Pocos de los artefactos que habían dejado los antiguos constructores de la ciudad eran tan informativos. Montada sobre unas gradas, en el centro de la plaza principal de la ciudad, y protegida por una bóveda de cristal, había una piedra del color de un rubí con doce facetas; en su interior, un mecanismo parecido a un intrincado obturador sonaba y latía. Muller sospechaba que era algún tipo de reloj, conectado a un oscilador nuclear, que señalaba las unidades de tiempo que emplearon sus creadores. Periódicamente, la piedra sufría cambios temporales su superficie se nublaba, su tonalidad se oscurecía, viviéndose azul o negra, y se balanceaba. Las cuidadosas anotaciones de Muller no habían conseguido revelar el significado de esos cambios. Ni siquiera había podido analizar su periodicidad. Las metamorfosis no eran arbitrarias, pero las pautas que las gobernaban no estaban a su alcance.
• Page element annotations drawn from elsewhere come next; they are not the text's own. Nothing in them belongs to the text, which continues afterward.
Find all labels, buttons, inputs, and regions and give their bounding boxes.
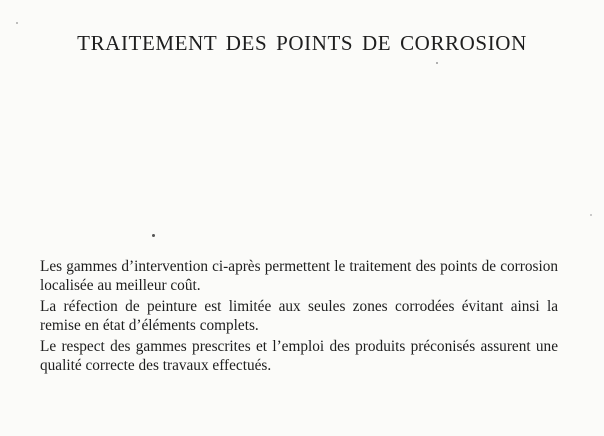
scan-speck [436,62,438,64]
scan-speck [590,214,592,216]
scan-speck [16,22,18,24]
scan-speck [152,234,155,237]
page-title: TRAITEMENT DES POINTS DE CORROSION [77,31,527,55]
body-text [40,258,558,378]
paragraph-2: La réfection de peinture est limitée aux seules zones corrodées évitant ainsi la remise en état d’éléments complets. [40,298,558,334]
paragraph-1: Les gammes d’intervention ci-après permettent le traitement des points de corrosion localisée au meilleur coût. [40,258,558,294]
paragraph-3: Le respect des gammes prescrites et l’emploi des produits préconisés assurent une qualité correcte des travaux effectués. [40,338,558,374]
En las ocho esquinas de la plaza había unas columnas metálicas que se adelgazaban suavemente hacia arriba y tenían seis metros de altura. Esas columnas describían una vuelta completa en un año, de modo que parecían calendarios que se movían sobre unas bases invisibles. Muller sabía que completaban una revolución en cada período de treinta meses, el tiempo que demoraba Lemnos en dar una vuelta alrededor de su oscuro sol naranja, pero sospechaba que esos pilotes resplandecientes tenían alguna finalidad más profunda. Ocupaba buena parte de su tiempo intentando descubrirla.
Cuidadosamente separadas, en las calles de la zona A había unas jaulas cuyos barrotes eran de una piedra parecida al alabastro. Muller no sabía cómo abrir las jaulas, pero dos veces durante sus años allí se había despertado y había encontrado los barrotes metidos dentro del pavimento de piedra y las jaulas abiertas. La primera vez habían quedado abiertas durante tres días; luego los barrotes habían vuelto a su posición mientras él dormía, sin mostrar ninguna junta donde pudieran haberse separado. Las jaulas se abrieron nuevamente, pocos años después, Muller vigiló constantemente, tratando de descubrir el secreto de su mecanismo, pero durante la cuarta noche se adormiló el tiempo justo para perderse el momento del cierre.